Pakistan Pharmaceutical Manufacturers Association (PPMA) has stressed the need to update existing drug laws in line with global trends in the larger interest of the patients and pharma industry.


“Local industries are closing down due to historically high input cost, highest inflation and bank markup rates in Asia. Multinationals are disappearing due to excessive regulations. Now only four MNCs are operating in the country and have reported historically high losses recently. Patients are the ultimate sufferers and the situation is going from bad to worse”, PPMA chairman Mian Khalid Misbah said.


He added that there was a need for timely government intervention to save the pharma industry in the larger interests of the country and the ailing humanity.


“The world has moved forward and we are still where we were decades ago. India is determining the prices of 384 medicines mentioned in the WHO’s essential drug list. Bangladesh has gone even one step further by regulating only 117 drugs. The rest are left to the market forces. Availability of medicines is better in these countries and that too at a comparatively low price due to open competition. Moreover, they are earning billions of dollars of foreign exchange through exports”, adding that drug exports of India were more than $28 billion annually.


He was of the strong opinion that the Federal Government has taken a big step by deregulating prices of non-essential drugs and this will provide much-needed oxygen for survival and attract investment in the sector but much more needs to be done to bring the pharma sector regulations up to mark of neighbouring countries and make it an attractive investment market.

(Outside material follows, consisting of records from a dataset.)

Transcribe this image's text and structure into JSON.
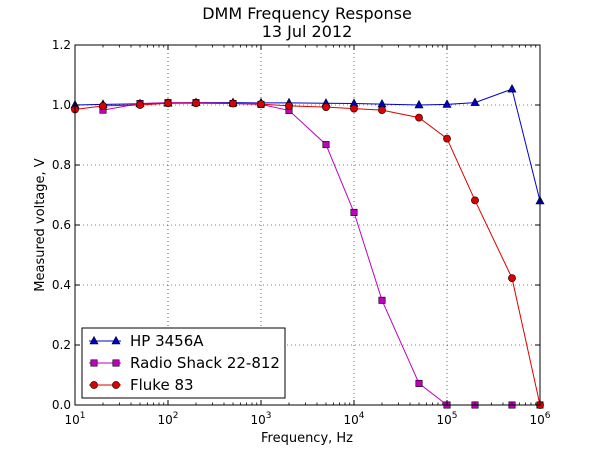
{
  "chart_data": {
    "type": "line",
    "title": "DMM Frequency Response",
    "subtitle": "13 Jul 2012",
    "xlabel": "Frequency, Hz",
    "ylabel": "Measured voltage, V",
    "xscale": "log",
    "xlim": [
      10,
      1000000
    ],
    "ylim": [
      0.0,
      1.2
    ],
    "xticks": [
      {
        "value": 10,
        "base": "10",
        "exp": "1"
      },
      {
        "value": 100,
        "base": "10",
        "exp": "2"
      },
      {
        "value": 1000,
        "base": "10",
        "exp": "3"
      },
      {
        "value": 10000,
        "base": "10",
        "exp": "4"
      },
      {
        "value": 100000,
        "base": "10",
        "exp": "5"
      },
      {
        "value": 1000000,
        "base": "10",
        "exp": "6"
      }
    ],
    "yticks": [
      {
        "value": 0.0,
        "label": "0.0"
      },
      {
        "value": 0.2,
        "label": "0.2"
      },
      {
        "value": 0.4,
        "label": "0.4"
      },
      {
        "value": 0.6,
        "label": "0.6"
      },
      {
        "value": 0.8,
        "label": "0.8"
      },
      {
        "value": 1.0,
        "label": "1.0"
      },
      {
        "value": 1.2,
        "label": "1.2"
      }
    ],
    "grid": true,
    "legend_position": "lower-left",
    "series": [
      {
        "name": "HP 3456A",
        "color": "#0000cc",
        "marker": "triangle",
        "points": [
          [
            10,
            1.0
          ],
          [
            20,
            1.002
          ],
          [
            50,
            1.004
          ],
          [
            100,
            1.006
          ],
          [
            200,
            1.008
          ],
          [
            500,
            1.008
          ],
          [
            1000,
            1.007
          ],
          [
            2000,
            1.007
          ],
          [
            5000,
            1.006
          ],
          [
            10000,
            1.005
          ],
          [
            20000,
            1.003
          ],
          [
            50000,
            1.0
          ],
          [
            100000,
            1.002
          ],
          [
            200000,
            1.008
          ],
          [
            500000,
            1.053
          ],
          [
            1000000,
            0.68
          ]
        ]
      },
      {
        "name": "Radio Shack 22-812",
        "color": "#bf00bf",
        "marker": "square",
        "points": [
          [
            20,
            0.983
          ],
          [
            50,
            1.005
          ],
          [
            100,
            1.008
          ],
          [
            200,
            1.008
          ],
          [
            500,
            1.005
          ],
          [
            1000,
            1.002
          ],
          [
            2000,
            0.982
          ],
          [
            5000,
            0.868
          ],
          [
            10000,
            0.642
          ],
          [
            20000,
            0.349
          ],
          [
            50000,
            0.072
          ],
          [
            100000,
            0.0
          ],
          [
            200000,
            0.0
          ],
          [
            500000,
            0.0
          ],
          [
            1000000,
            0.0
          ]
        ]
      },
      {
        "name": "Fluke 83",
        "color": "#dd0000",
        "marker": "circle",
        "points": [
          [
            10,
            0.985
          ],
          [
            20,
            0.997
          ],
          [
            50,
            1.0
          ],
          [
            100,
            1.006
          ],
          [
            200,
            1.006
          ],
          [
            500,
            1.005
          ],
          [
            1000,
            1.003
          ],
          [
            2000,
            0.997
          ],
          [
            5000,
            0.993
          ],
          [
            10000,
            0.988
          ],
          [
            20000,
            0.983
          ],
          [
            50000,
            0.958
          ],
          [
            100000,
            0.888
          ],
          [
            200000,
            0.682
          ],
          [
            500000,
            0.423
          ],
          [
            1000000,
            0.0
          ]
        ]
      }
    ]
  }
}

“Inordinate delays in fixing/revising prices of hundreds of essential drugs have caused severe shortages. For example, the delay in hardship price revision of Tegral (medicine for seizures) resulted it in being sold at Rs. 3,000 or more which is 4 times the proposed revised price! "Such long unnecessary delays result in counterfeit and smuggled medicines entering the market and patients fare the worst. Timely implementation of policies will improve medicines availability, attract FDI and cause MNCs to stay in Pakistan”, he said, adding that the government should increase the health budget from 1% to 2% to give free life-saving essential drugs to the patients at government hospitals like other countries in the world.